Le flux illustré à la Figure 2 comprend les étapes suivantes :

(A) Le client demande un jeton d'accès en s'authentifiant auprès du serveur d'autorisation et en présentant une autorisation.

(B) Le serveur d'autorisation authentifie le client et valide l'autorisation ; si elle est valide, il émet un jeton d'accès et un jeton de rafraîchissement.

(C) Le client effectue une demande de ressource protégée auprès du serveur de ressources en présentant le jeton d'accès.

(D) Le serveur de ressources valide le jeton d'accès ; s'il est valide, il sert la demande.

(E) Les étapes (C) et (D) se répètent jusqu'à l'expiration du jeton d'accès. Si le client sait que le jeton d'accès a expiré, il passe à l'étape (G) ; sinon, il effectue une autre demande de ressource protégée.

(F) Comme le jeton d'accès est invalide, le serveur de ressources renvoie une erreur de jeton invalide.

(G) Le client demande un nouveau jeton d'accès en s'authentifiant auprès du serveur d'autorisation et en présentant le jeton de rafraîchissement. Les exigences d'authentification du client dépendent du type de client et des politiques du serveur d'autorisation.

(H) Le serveur d'autorisation authentifie le client et valide le jeton de rafraîchissement ; s'il est valide, il émet un nouveau jeton d'accès et, éventuellement, un nouveau jeton de rafraîchissement.

Les étapes (C), (D), (E) et (F) sortent du périmètre de cette spécification, comme décrit à la Section 7.

1.6. Version de TLS

Chaque fois que cette spécification utilise Transport Layer Security (TLS), la ou les versions appropriées de TLS varient au fil du temps, selon le déploiement répandu et les vulnérabilités de sécurité connues. Au moment de la rédaction, TLS version 1.2 [RFC5246] est la version la plus récente, mais sa base de déploiement est très limitée et elle peut ne pas être facilement disponible pour les implémentations. TLS version 1.0 [RFC2246] est la version la plus largement déployée et fournit la meilleure interopérabilité.
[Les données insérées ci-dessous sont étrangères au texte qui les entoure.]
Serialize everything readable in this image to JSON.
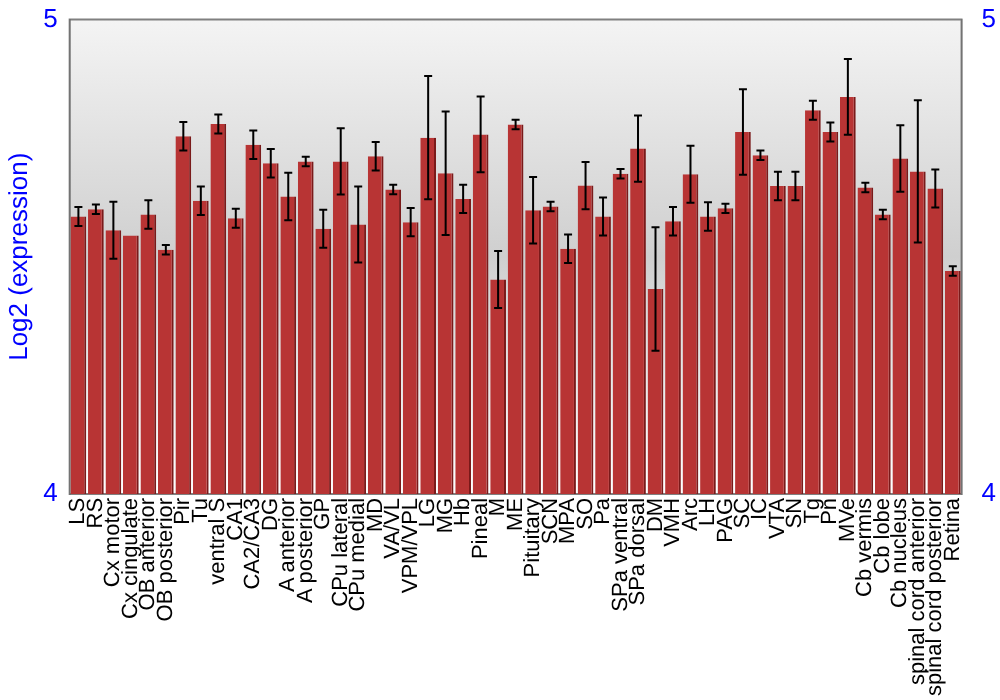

Les implémentations peuvent également prendre en charge d'autres mécanismes de sécurité de la couche transport qui satisfont à leurs exigences de sécurité.

1.7. Redirections HTTP

Cette spécification utilise largement les redirections HTTP, dans lesquelles le client ou le serveur d'autorisation dirige l'agent utilisateur du propriétaire de ressource vers une autre destination. Bien que les exemples de cette spécification montrent l'utilisation du code d'état HTTP 302, toute autre méthode disponible via l'agent utilisateur pour accomplir cette redirection est autorisée et considérée comme un détail d'implémentation.

1.8. Interopérabilité

OAuth 2.0 fournit un cadre d'autorisation riche avec des propriétés de sécurité bien définies. Toutefois, en tant que cadre riche et très extensible comportant de nombreux composants facultatifs, cette spécification seule est susceptible de produire un large éventail d'implémentations non interopérables.

De plus, cette spécification laisse quelques composants requis partiellement ou entièrement non définis, par exemple l'enregistrement des clients, les capacités du serveur d'autorisation et la découverte des points de terminaison. Sans ces composants, les clients doivent être configurés manuellement et spécifiquement pour un serveur d'autorisation et un serveur de ressources donnés afin d'interopérer.

Ce cadre a été conçu avec l'attente claire que des travaux futurs définiront les profils prescriptifs et les extensions nécessaires pour obtenir une interopérabilité complète à l'échelle du Web.

1.9. Conventions notationnelles

Les mots clés "MUST", "MUST NOT", "REQUIRED", "SHALL", "SHALL NOT", "SHOULD", "SHOULD NOT", "RECOMMENDED", "MAY" et "OPTIONAL" dans cette spécification doivent être interprétés comme décrit dans [RFC2119].

Cette spécification utilise la notation Augmented Backus-Naur Form (ABNF) de [RFC5234]. De plus, la règle URI-reference est incluse depuis "Uniform Resource Identifier (URI): Generic Syntax" [RFC3986].

Certains termes liés à la sécurité doivent être compris au sens défini dans [RFC4949]. Ces termes comprennent notamment, sans s'y limiter, "attack", "authentication", "authorization", "certificate", "confidentiality", "credential", "encryption", "identity", "sign", "signature", "trust", "validate" et "verify".

Sauf indication contraire, tous les noms et valeurs de paramètres du protocole sont sensibles à la casse.